Liberia Given The All Clear From Ebola

Ebola Victim Burial

An Ebola victim is cremated in Monrovia, Liberia.

Health experts from the World Health organization have declared Liberia as free of the Ebola virus which killed over 4,700 people in the country after a yearlong epidemic.

Liberia was the nation that was worst affected by Ebola’s dramatic emergence. Hospitals were flooded with patients dying before receiving any treatment, flights into and out of the country cancelled; businesses, schools, borders and markets were closed causing food and fuel to also run low.

The country has not seen a case of the disease in over 42 days however organizations are stressing that vigilance is key until other bordering countries have extinguished the outbreak. Outbreaks persist in neighboring countries Guinea and Sierra Leone.

President Ellen Johnson Sirleaf said that while Liberia could take pride in winning the battle against Ebola, their work was not finished.

“At times when you are at your worst, it is when you become your best. That was what happened to us,” she said during a speech at Liberias incident management centre. “The task is not yet over … The challenge is that we stay at zero.”

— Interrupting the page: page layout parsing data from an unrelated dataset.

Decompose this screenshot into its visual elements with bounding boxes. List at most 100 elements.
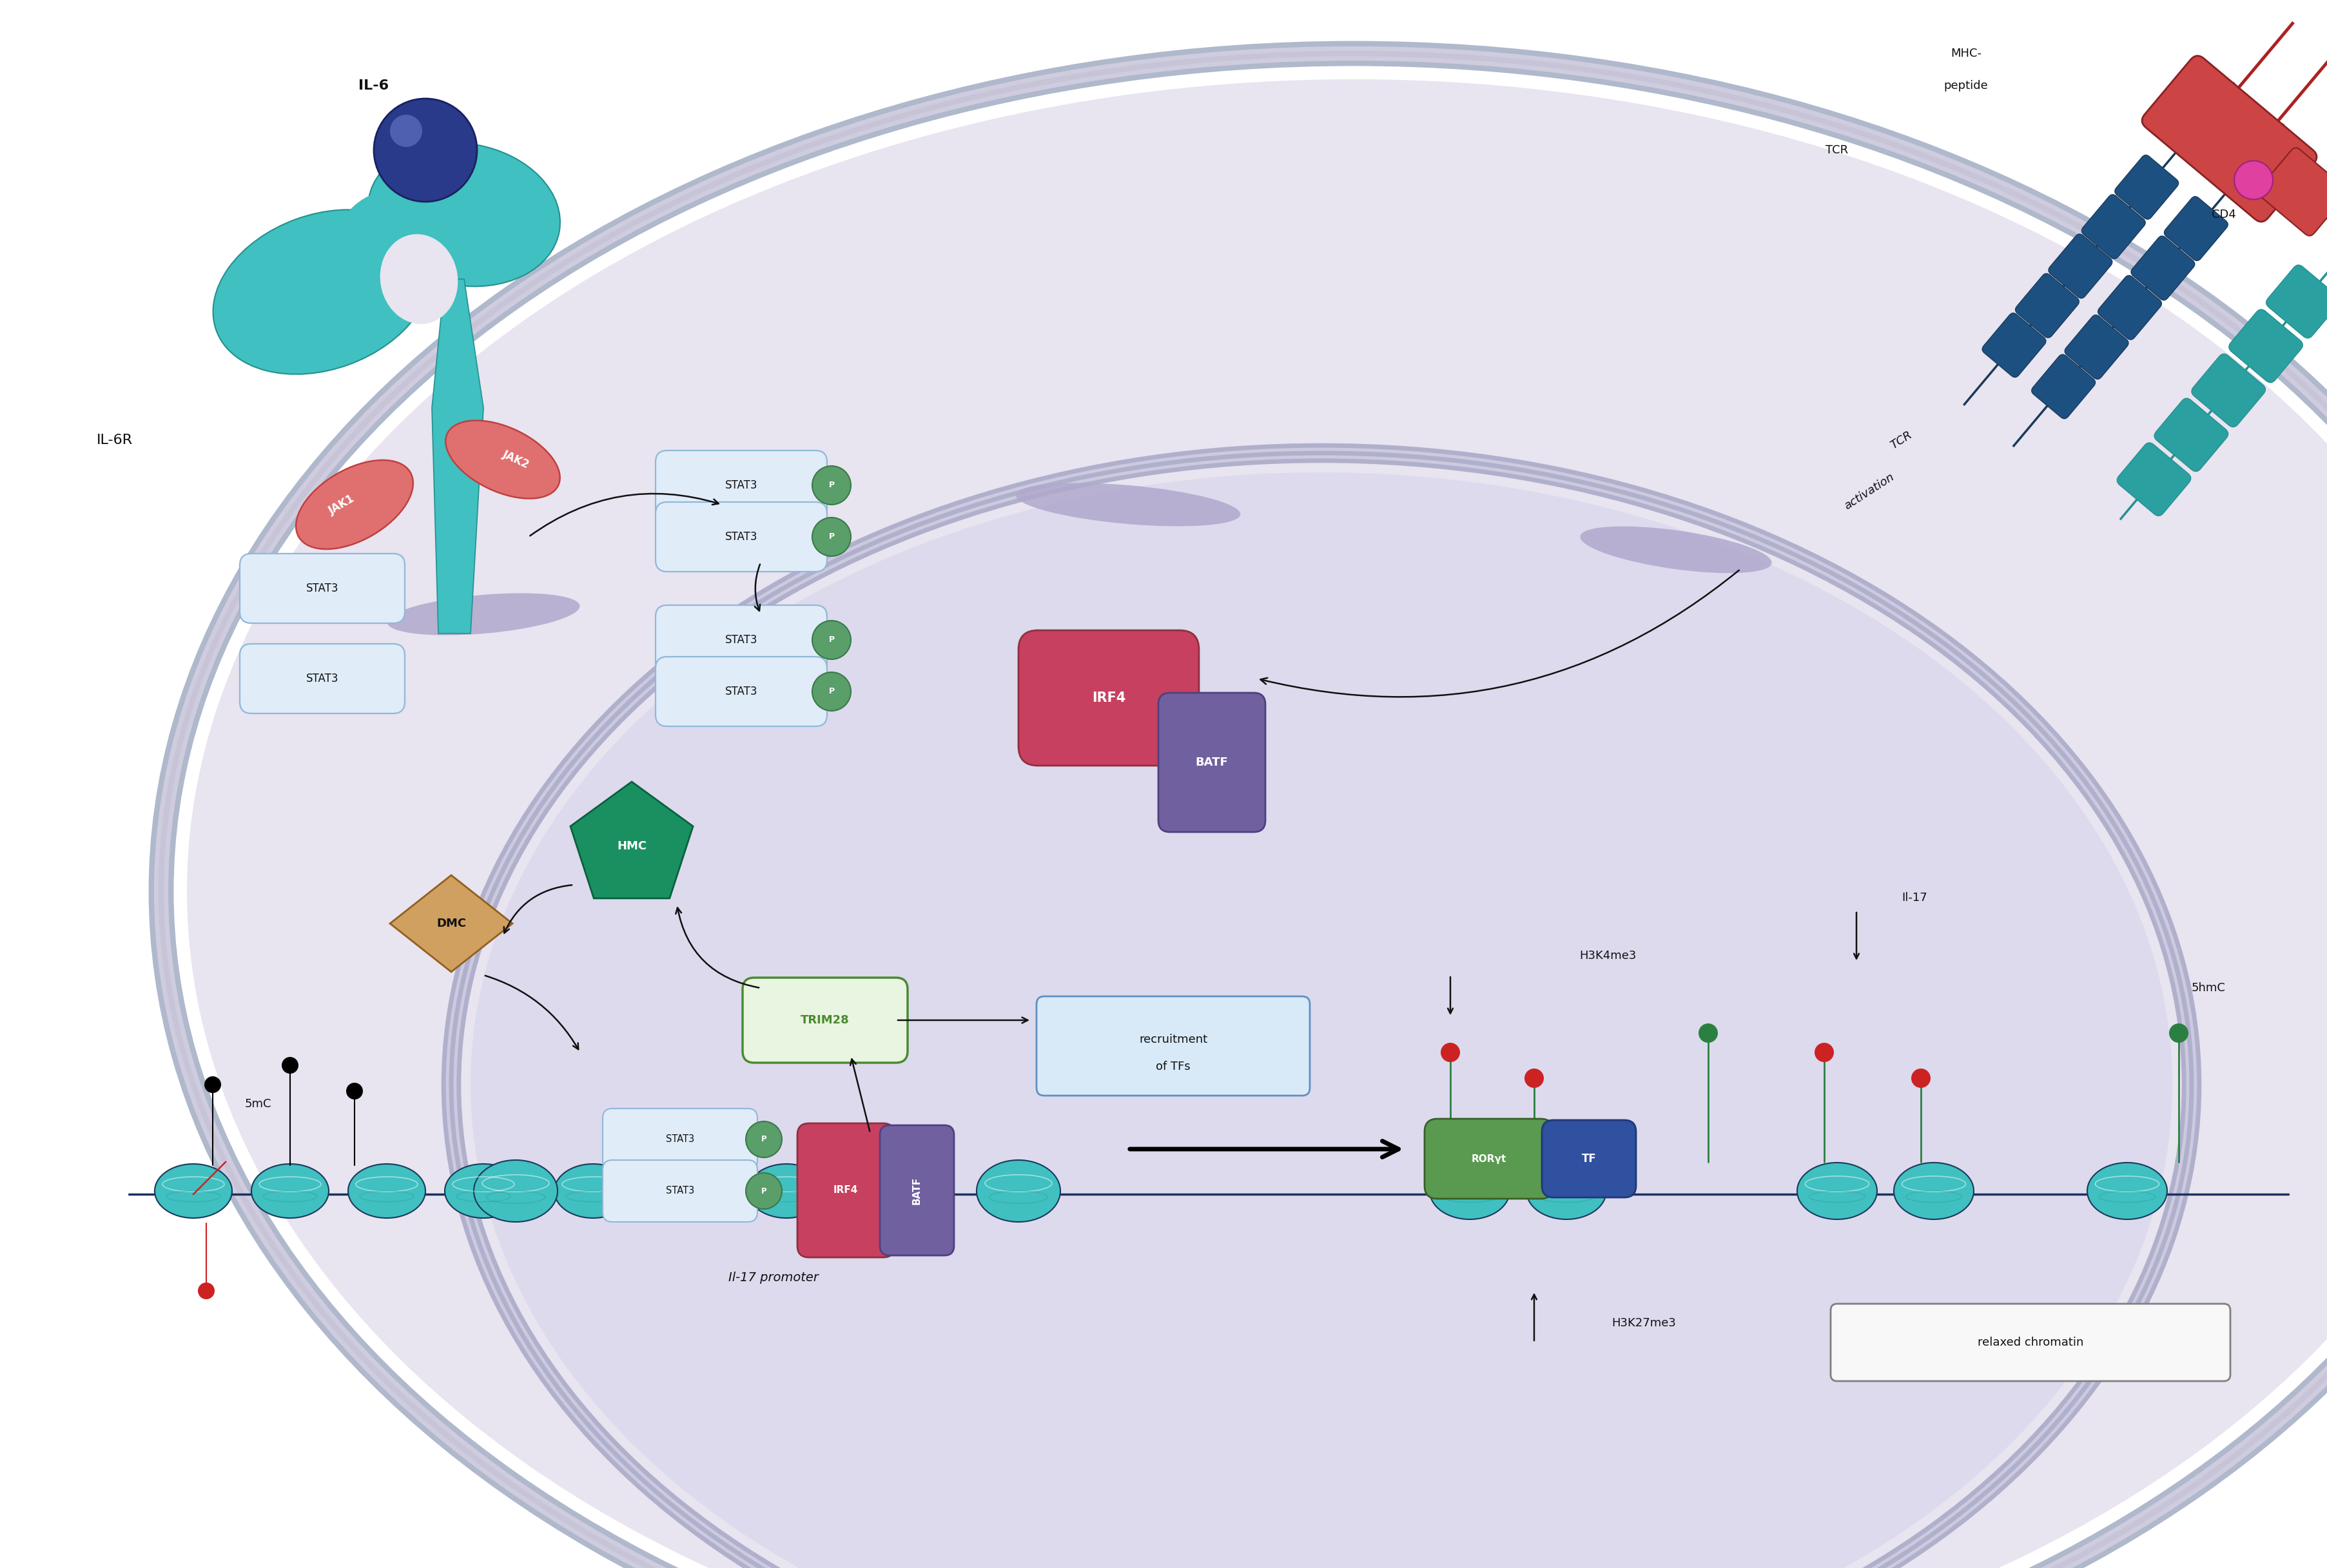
FancyBboxPatch shape [1036, 996, 1310, 1096]
Circle shape [375, 99, 477, 202]
Ellipse shape [379, 234, 458, 325]
Text: DMC: DMC [437, 917, 465, 930]
Text: JAK1: JAK1 [326, 492, 356, 516]
Text: TF: TF [1582, 1152, 1596, 1165]
Text: TCR: TCR [1890, 430, 1915, 452]
Text: Il-17: Il-17 [1901, 892, 1927, 903]
Text: STAT3: STAT3 [726, 633, 759, 646]
Text: BATF: BATF [1196, 757, 1229, 768]
Text: CD4: CD4 [2211, 209, 2236, 221]
FancyBboxPatch shape [1983, 314, 2045, 378]
Ellipse shape [349, 1163, 426, 1218]
Text: STAT3: STAT3 [666, 1185, 693, 1196]
Polygon shape [391, 875, 512, 972]
Circle shape [812, 466, 852, 505]
Circle shape [812, 673, 852, 710]
Circle shape [2169, 1024, 2187, 1043]
Text: JAK2: JAK2 [500, 448, 531, 470]
Text: peptide: peptide [1943, 80, 1987, 91]
FancyBboxPatch shape [742, 978, 908, 1063]
Text: IRF4: IRF4 [1091, 691, 1126, 704]
Circle shape [391, 114, 421, 147]
FancyBboxPatch shape [1424, 1120, 1554, 1198]
Ellipse shape [1015, 483, 1240, 527]
FancyBboxPatch shape [1543, 1120, 1636, 1198]
FancyBboxPatch shape [1831, 1303, 2229, 1381]
FancyBboxPatch shape [798, 1123, 894, 1258]
FancyBboxPatch shape [2115, 155, 2178, 220]
Ellipse shape [554, 1163, 631, 1218]
Text: MHC-: MHC- [1950, 47, 1983, 60]
Text: P: P [828, 687, 835, 696]
Circle shape [812, 621, 852, 659]
FancyBboxPatch shape [1159, 693, 1266, 833]
FancyBboxPatch shape [2031, 354, 2094, 419]
FancyBboxPatch shape [2099, 276, 2162, 340]
Circle shape [2234, 162, 2273, 199]
Text: H3K4me3: H3K4me3 [1580, 950, 1636, 961]
Ellipse shape [154, 1163, 233, 1218]
Ellipse shape [1527, 1162, 1606, 1220]
FancyBboxPatch shape [2257, 147, 2327, 235]
Circle shape [347, 1083, 363, 1099]
Ellipse shape [444, 1163, 521, 1218]
Text: activation: activation [1843, 472, 1897, 513]
Circle shape [1910, 1068, 1931, 1088]
Text: recruitment: recruitment [1138, 1033, 1208, 1046]
Circle shape [1699, 1024, 1717, 1043]
Text: TCR: TCR [1827, 144, 1848, 155]
Polygon shape [433, 279, 484, 633]
Text: STAT3: STAT3 [666, 1135, 693, 1145]
Circle shape [282, 1057, 298, 1074]
Text: P: P [761, 1187, 766, 1195]
FancyBboxPatch shape [656, 605, 826, 674]
Ellipse shape [475, 1160, 558, 1221]
FancyBboxPatch shape [2143, 56, 2318, 221]
FancyBboxPatch shape [2132, 235, 2194, 299]
FancyBboxPatch shape [2048, 234, 2113, 298]
Text: IL-6: IL-6 [358, 80, 389, 93]
Text: P: P [828, 635, 835, 644]
Text: BATF: BATF [912, 1176, 921, 1204]
Text: of TFs: of TFs [1157, 1062, 1191, 1073]
FancyBboxPatch shape [2229, 309, 2304, 383]
Ellipse shape [1796, 1162, 1878, 1220]
Circle shape [812, 517, 852, 557]
Text: IL-6R: IL-6R [98, 434, 133, 447]
Ellipse shape [1429, 1162, 1510, 1220]
Ellipse shape [186, 80, 2327, 1568]
Ellipse shape [977, 1160, 1061, 1221]
Ellipse shape [470, 472, 2173, 1568]
FancyBboxPatch shape [2192, 354, 2266, 426]
Text: TRIM28: TRIM28 [800, 1014, 849, 1025]
Text: P: P [828, 481, 835, 489]
Text: 5hmC: 5hmC [2192, 982, 2225, 994]
Ellipse shape [386, 593, 579, 635]
FancyBboxPatch shape [656, 502, 826, 572]
Text: relaxed chromatin: relaxed chromatin [1978, 1336, 2083, 1348]
Ellipse shape [296, 459, 414, 549]
FancyBboxPatch shape [2164, 196, 2227, 260]
Ellipse shape [652, 1163, 728, 1218]
Ellipse shape [1580, 527, 1771, 574]
Text: Il-17 promoter: Il-17 promoter [728, 1272, 819, 1284]
Text: H3K27me3: H3K27me3 [1613, 1317, 1675, 1330]
FancyBboxPatch shape [2266, 265, 2327, 339]
FancyBboxPatch shape [2118, 442, 2192, 516]
FancyBboxPatch shape [2015, 273, 2078, 337]
Ellipse shape [1894, 1162, 1973, 1220]
Text: STAT3: STAT3 [726, 532, 759, 543]
Ellipse shape [2087, 1162, 2166, 1220]
Circle shape [745, 1173, 782, 1209]
FancyBboxPatch shape [880, 1126, 954, 1256]
Text: HMC: HMC [617, 840, 647, 851]
Ellipse shape [368, 143, 561, 287]
Text: P: P [828, 533, 835, 541]
Text: STAT3: STAT3 [726, 685, 759, 698]
Text: STAT3: STAT3 [726, 480, 759, 491]
Text: P: P [761, 1135, 766, 1143]
FancyBboxPatch shape [240, 644, 405, 713]
Circle shape [1440, 1043, 1459, 1062]
Polygon shape [570, 782, 693, 898]
FancyBboxPatch shape [603, 1160, 756, 1221]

Liberia was recording hundreds of new cases a week at the outbreaks peak which caused international alarm and the United States to send in hundreds of soldiers to help build treatment clinics in the country. The White House congratulated the country on its result however stated there is more work to be done in the countries neighboring regions.

Critical to the change was the countries national awareness campaign to educate Liberians on how to reduce their chances of contracting Ebola.

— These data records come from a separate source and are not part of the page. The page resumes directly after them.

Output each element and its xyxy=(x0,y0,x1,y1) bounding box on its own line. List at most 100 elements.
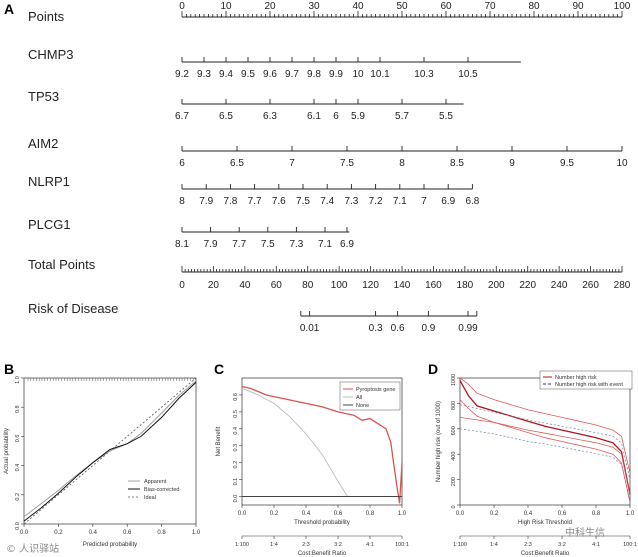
nomogram-tick-label: 9.4 xyxy=(219,69,233,80)
x-tick-label: 0.0 xyxy=(20,530,29,536)
ratio-axis-label: Cost:Benefit Ratio xyxy=(298,551,347,557)
nomogram-tick-label: 6.9 xyxy=(340,239,354,250)
nomogram-tick-label: 7.6 xyxy=(272,196,286,207)
y-tick-label: 1000 xyxy=(451,374,457,386)
legend-label: Ideal xyxy=(144,495,156,501)
y-tick-label: 0.1 xyxy=(233,478,239,486)
y-axis-label: Number high risk (out of 1000) xyxy=(436,401,442,482)
nomogram-tick-label: 9.9 xyxy=(329,69,343,80)
ratio-axis-label: Cost:Benefit Ratio xyxy=(521,551,570,557)
x-axis-label: High Risk Threshold xyxy=(518,520,572,526)
y-tick-label: 0.6 xyxy=(233,393,239,401)
nomogram-tick-label: 100 xyxy=(614,1,631,12)
nomogram-tick-label: 7.1 xyxy=(393,196,407,207)
nomogram-tick-label: 9.3 xyxy=(197,69,211,80)
nomogram-tick-label: 7.2 xyxy=(369,196,383,207)
nomogram-tick-label: 7.3 xyxy=(289,239,303,250)
nomogram-tick-label: 80 xyxy=(302,280,314,291)
plot-frame xyxy=(241,377,403,506)
x-tick-label: 0.0 xyxy=(456,511,465,517)
nomogram-tick-label: 10.1 xyxy=(370,69,390,80)
x-tick-label: 1.0 xyxy=(398,511,407,517)
y-tick-label: 0.4 xyxy=(15,464,21,472)
ratio-tick-label: 2:3 xyxy=(302,542,310,548)
nomogram-tick-label: 6.9 xyxy=(441,196,455,207)
nomogram-tick-label: 7.4 xyxy=(320,196,334,207)
nomogram-tick-label: 70 xyxy=(484,1,496,12)
nomogram-tick-label: 140 xyxy=(394,280,411,291)
nomogram-tick-label: 7.1 xyxy=(318,239,332,250)
nomogram-tick-label: 7.9 xyxy=(199,196,213,207)
series-line-number-high-risk-lower xyxy=(459,399,631,503)
nomogram-tick-label: 6.5 xyxy=(230,158,244,169)
calibration-panel: 0.0 0.2 0.4 0.6 0.8 1.0 0.0 0.2 0.4 0.6 0.8 1.0 Pred… xyxy=(4,376,201,548)
nomogram-row-label: CHMP3 xyxy=(28,47,74,62)
x-tick-label: 0.2 xyxy=(54,530,63,536)
series-line-pyroptosis-gene xyxy=(241,385,403,504)
nomogram-tick-label: 0.99 xyxy=(458,323,478,334)
nomogram-tick-label: 10.3 xyxy=(414,69,434,80)
ratio-tick-label: 100:1 xyxy=(395,542,409,548)
y-tick-label: 0.2 xyxy=(233,461,239,469)
nomogram-tick-label: 0.01 xyxy=(300,323,320,334)
nomogram-tick-label: 7.5 xyxy=(261,239,275,250)
x-tick-label: 0.8 xyxy=(157,530,166,536)
legend-box xyxy=(539,370,633,390)
nomogram-tick-label: 40 xyxy=(352,1,364,12)
series-line-all xyxy=(241,387,348,497)
x-tick-label: 0.4 xyxy=(89,530,98,536)
x-axis-label: Threshold probability xyxy=(294,520,350,526)
legend-label: Number high risk xyxy=(555,375,597,381)
x-tick-label: 0.4 xyxy=(302,511,311,517)
nomogram-row-label: NLRP1 xyxy=(28,174,70,189)
nomogram-tick-label: 5.5 xyxy=(439,111,453,122)
nomogram-row-label: PLCG1 xyxy=(28,217,71,232)
nomogram-tick-label: 7 xyxy=(421,196,427,207)
legend-label: Apparent xyxy=(144,479,167,485)
legend-label: Number high risk with event xyxy=(555,382,623,388)
nomogram-tick-label: 180 xyxy=(457,280,474,291)
nomogram-tick-label: 0.6 xyxy=(391,323,405,334)
legend-label: Bias-corrected xyxy=(144,487,179,493)
x-tick-label: 0.4 xyxy=(524,511,533,517)
nomogram-row-label: AIM2 xyxy=(28,136,58,151)
nomogram-tick-label: 6.7 xyxy=(175,111,189,122)
nomogram-tick-label: 0.9 xyxy=(421,323,435,334)
plot-frame xyxy=(459,377,631,506)
plot-frame xyxy=(23,377,197,525)
nomogram-tick-label: 0 xyxy=(179,280,185,291)
series-line-apparent xyxy=(23,380,197,518)
nomogram-tick-label: 280 xyxy=(614,280,631,291)
nomogram-tick-label: 0 xyxy=(179,1,185,12)
series-line-number-high-risk-upper xyxy=(459,377,631,474)
nomogram-row-label: TP53 xyxy=(28,89,59,104)
x-tick-label: 0.0 xyxy=(238,511,247,517)
nomogram-tick-label: 9.8 xyxy=(307,69,321,80)
nomogram-tick-label: 0.3 xyxy=(369,323,383,334)
y-tick-label: 0.3 xyxy=(233,444,239,452)
series-line-number-high-risk-with-event xyxy=(459,417,631,497)
nomogram-tick-label: 7.5 xyxy=(296,196,310,207)
y-tick-label: 0.8 xyxy=(15,405,21,413)
nomogram-tick-label: 60 xyxy=(440,1,452,12)
nomogram-tick-label: 20 xyxy=(264,1,276,12)
nomogram-tick-label: 30 xyxy=(308,1,320,12)
ratio-tick-label: 4:1 xyxy=(366,542,374,548)
nomogram-tick-label: 6.5 xyxy=(219,111,233,122)
y-tick-label: 0.6 xyxy=(15,435,21,443)
y-axis-label: Actual probability xyxy=(4,428,10,474)
ratio-tick-label: 1:100 xyxy=(235,542,249,548)
nomogram-tick-label: 90 xyxy=(572,1,584,12)
x-axis-label: Predicted probability xyxy=(83,542,137,548)
panel-a-letter: A xyxy=(4,1,14,17)
nomogram-tick-label: 10 xyxy=(352,69,364,80)
nomogram-tick-label: 240 xyxy=(551,280,568,291)
nomogram-tick-label: 8.5 xyxy=(450,158,464,169)
legend-label: Pyroptosis gene xyxy=(356,387,395,393)
nomogram-tick-label: 8 xyxy=(179,196,185,207)
nomogram-tick-label: 9.5 xyxy=(560,158,574,169)
x-tick-label: 0.2 xyxy=(270,511,279,517)
panel-d-letter: D xyxy=(428,361,438,377)
ratio-tick-label: 3:2 xyxy=(334,542,342,548)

“It is a tribute to the government and people of Liberia that determination to defeat Ebola never wavered, courage never faltered,” said the WHO’s representative, Alex Gasasira, in Monrovia on Saturday.

International aid organisations stepped in as the country was too heavily understaffed and equipped to manage the outbreak. According to the 2006 health study there were just 5,000 full-time or part-time health workers and 51 Liberian doctors to meet a population of 3.8 million. The World Health Organisation believes a total of 868 health workers caught the virus in Liberia, Sierra Leone and Guinea since the beginning of the outbreak, with 507 dying of the disease.

The U.N. Secretary-General’s Special Envoy on Ebola, David Nabarro, said that even though fewer than 20 new cases were reported in Sierra Leone and Guinea over the past week, it could take many months to get to zero.